Ce samedi matin d’hiver frisquet, à Nîmes, le 10 janvier, plus de 700 personnes se sont rassemblées place Questel pour écouter un nouveau binôme politique qui vient « jouer les trublions » de la campagne municipale.
Sur cette place du centre-ville, la présidente gardoise de Renaissance, Valérie Rouverand, et l’ancien premier adjoint Les Républicains (LR), Julien Plantier, ont annoncé leur décision de faire liste commune et ont officialisé leur union devant les habitants présents.
Une alliance inédite au cœur de Nîmes
L’union entre une élue de Renaissance et un ancien cadre LR modifie sensiblement l’échiquier local. À Nîmes, cité de quelque 150 000 habitants et plus grande ville sous contrôle des Républicains dans l’Hexagone, la nouveauté de cette liste commune surprend autant qu’elle relance les débats.
Valérie Rouverand, à la tête de la fédération départementale de Renaissance, apporte l’étiquette d’un mouvement centriste. Julien Plantier, 40 ans, connu pour avoir été premier adjoint au maire, abandonne ainsi sa position d’ancien cadre de la majorité municipale pour s’allier avec un parti différent.
Un maire sortant absent mais déterminant
Jean-Paul Fournier, maire sortant après quatre mandats, ne se représente pas. Le choix de ne pas désigner de successeur clair par le camp Fournier a contribué, selon des observateurs, à ouvrir la porte à des tensions internes au sein des Républicains locaux.
En refusant d’anticiper et de nommer un candidat, Fournier a, volontairement ou non, laissé le champ libre à une rivalité fratricide entre deux figures de la droite nîmoise.
Cette rivalité oppose Julien Plantier à Franck Proust, 62 ans, actuel président de Nîmes Métropole et premier adjoint. Ancien député européen et proche du clan Fournier, Franck Proust incarne pour beaucoup la continuité de l’équipe sortante.
Une campagne marquée par la polarisation
Depuis un an, les deux camps se rencontrent davantage dans les médias locaux que sur les terrains d’accord.
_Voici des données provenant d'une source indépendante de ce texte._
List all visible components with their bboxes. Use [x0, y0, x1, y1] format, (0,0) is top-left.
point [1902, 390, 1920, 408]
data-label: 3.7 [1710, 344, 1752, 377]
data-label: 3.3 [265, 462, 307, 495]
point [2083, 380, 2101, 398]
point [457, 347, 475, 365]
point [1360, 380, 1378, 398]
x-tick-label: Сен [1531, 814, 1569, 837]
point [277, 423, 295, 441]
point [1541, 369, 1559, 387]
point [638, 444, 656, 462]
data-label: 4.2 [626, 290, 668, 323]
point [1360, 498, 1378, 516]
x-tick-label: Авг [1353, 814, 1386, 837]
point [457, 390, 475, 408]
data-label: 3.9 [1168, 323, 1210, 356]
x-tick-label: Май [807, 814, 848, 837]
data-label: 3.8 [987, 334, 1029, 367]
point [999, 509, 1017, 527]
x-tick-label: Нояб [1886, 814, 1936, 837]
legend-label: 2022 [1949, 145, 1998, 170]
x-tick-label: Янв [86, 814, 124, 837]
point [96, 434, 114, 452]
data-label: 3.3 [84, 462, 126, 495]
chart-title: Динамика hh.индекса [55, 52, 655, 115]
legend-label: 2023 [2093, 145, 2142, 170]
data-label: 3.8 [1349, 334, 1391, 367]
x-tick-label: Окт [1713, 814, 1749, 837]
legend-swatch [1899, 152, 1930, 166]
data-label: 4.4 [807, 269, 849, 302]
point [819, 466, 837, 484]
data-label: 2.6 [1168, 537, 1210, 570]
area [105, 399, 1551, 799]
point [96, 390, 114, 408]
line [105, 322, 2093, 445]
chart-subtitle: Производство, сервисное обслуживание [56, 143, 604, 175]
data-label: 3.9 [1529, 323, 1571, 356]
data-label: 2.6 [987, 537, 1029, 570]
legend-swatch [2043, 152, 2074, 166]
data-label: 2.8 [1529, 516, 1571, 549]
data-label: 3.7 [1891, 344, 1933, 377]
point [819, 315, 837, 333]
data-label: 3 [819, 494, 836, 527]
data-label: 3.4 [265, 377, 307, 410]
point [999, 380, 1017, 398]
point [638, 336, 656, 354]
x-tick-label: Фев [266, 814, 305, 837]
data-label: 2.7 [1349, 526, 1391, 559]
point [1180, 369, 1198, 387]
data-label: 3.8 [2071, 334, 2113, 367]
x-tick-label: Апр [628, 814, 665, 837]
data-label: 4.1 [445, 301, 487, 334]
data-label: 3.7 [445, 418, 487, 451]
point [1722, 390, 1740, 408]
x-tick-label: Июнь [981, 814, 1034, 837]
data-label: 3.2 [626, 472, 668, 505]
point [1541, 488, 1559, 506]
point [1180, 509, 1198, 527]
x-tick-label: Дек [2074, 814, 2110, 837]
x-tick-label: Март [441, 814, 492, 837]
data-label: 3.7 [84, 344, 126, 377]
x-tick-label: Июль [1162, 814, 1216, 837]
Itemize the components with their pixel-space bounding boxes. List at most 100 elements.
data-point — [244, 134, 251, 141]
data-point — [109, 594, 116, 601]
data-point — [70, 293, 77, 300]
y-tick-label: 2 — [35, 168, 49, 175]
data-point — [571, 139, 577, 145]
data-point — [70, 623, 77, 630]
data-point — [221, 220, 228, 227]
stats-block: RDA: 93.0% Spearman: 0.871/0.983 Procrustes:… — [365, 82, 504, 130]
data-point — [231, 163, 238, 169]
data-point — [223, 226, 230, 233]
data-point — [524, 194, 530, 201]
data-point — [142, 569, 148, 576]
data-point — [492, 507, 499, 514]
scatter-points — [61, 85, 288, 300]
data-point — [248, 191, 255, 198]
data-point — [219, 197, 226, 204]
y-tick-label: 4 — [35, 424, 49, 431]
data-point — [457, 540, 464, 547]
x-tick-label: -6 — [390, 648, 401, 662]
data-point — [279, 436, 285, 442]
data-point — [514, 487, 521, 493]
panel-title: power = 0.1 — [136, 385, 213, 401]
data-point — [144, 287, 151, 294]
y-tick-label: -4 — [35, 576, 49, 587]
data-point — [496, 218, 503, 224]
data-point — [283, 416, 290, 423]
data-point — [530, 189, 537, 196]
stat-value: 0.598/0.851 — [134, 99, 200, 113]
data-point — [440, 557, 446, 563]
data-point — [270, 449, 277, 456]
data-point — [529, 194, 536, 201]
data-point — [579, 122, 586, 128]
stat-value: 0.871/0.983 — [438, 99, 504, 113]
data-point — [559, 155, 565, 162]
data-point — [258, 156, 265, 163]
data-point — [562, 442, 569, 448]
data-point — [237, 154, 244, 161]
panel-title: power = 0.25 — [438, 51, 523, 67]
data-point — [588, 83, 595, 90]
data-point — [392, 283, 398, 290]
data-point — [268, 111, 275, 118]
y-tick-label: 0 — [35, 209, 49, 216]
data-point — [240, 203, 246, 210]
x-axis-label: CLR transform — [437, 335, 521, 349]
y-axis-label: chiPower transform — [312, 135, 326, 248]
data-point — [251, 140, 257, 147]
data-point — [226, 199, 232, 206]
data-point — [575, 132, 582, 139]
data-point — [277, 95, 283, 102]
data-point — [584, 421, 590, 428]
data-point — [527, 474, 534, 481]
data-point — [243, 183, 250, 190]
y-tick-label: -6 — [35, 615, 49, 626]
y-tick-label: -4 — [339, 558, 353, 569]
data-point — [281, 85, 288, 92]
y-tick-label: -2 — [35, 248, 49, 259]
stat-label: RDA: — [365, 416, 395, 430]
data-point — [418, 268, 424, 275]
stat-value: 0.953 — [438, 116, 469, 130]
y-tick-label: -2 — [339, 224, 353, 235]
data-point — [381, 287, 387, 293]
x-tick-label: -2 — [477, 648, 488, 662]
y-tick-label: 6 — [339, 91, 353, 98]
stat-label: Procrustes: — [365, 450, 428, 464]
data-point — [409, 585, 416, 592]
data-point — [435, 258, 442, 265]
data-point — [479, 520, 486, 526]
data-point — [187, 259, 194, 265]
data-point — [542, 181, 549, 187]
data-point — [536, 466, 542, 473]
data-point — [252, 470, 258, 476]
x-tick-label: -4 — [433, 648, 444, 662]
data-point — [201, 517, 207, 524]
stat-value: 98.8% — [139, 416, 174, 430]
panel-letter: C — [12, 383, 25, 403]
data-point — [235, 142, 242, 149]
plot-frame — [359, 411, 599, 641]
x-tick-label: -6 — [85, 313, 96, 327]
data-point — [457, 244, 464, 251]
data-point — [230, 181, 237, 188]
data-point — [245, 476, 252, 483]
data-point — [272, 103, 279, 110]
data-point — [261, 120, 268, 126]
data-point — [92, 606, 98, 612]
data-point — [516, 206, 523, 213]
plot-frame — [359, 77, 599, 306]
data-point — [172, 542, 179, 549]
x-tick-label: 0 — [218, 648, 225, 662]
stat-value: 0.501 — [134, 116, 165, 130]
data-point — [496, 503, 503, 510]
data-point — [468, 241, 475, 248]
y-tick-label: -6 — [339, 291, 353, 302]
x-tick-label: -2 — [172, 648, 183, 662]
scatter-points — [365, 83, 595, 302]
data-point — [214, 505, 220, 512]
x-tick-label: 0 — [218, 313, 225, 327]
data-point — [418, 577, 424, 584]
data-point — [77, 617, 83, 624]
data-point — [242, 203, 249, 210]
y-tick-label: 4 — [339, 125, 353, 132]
La période a été jalonnée de petites phrases, de reproches et d’accusations réciproques, qualifiées par certains acteurs locaux de « trahisons » au sein de la majorité.
L’annonce de la liste commune Rouverand–Plantier redessine les alliances et pourrait modifier les équilibres de voix, en particulier dans les quartiers où les électeurs sont sensibles à la recomposition politique nationale.
Sur la place Questel, le public a accueilli la nouvelle avec attention. Les organisateurs ont insisté sur la volonté de rassembler au-delà des étiquettes, tandis que les opposants ont immédiatement relevé la portée symbolique d’une telle union.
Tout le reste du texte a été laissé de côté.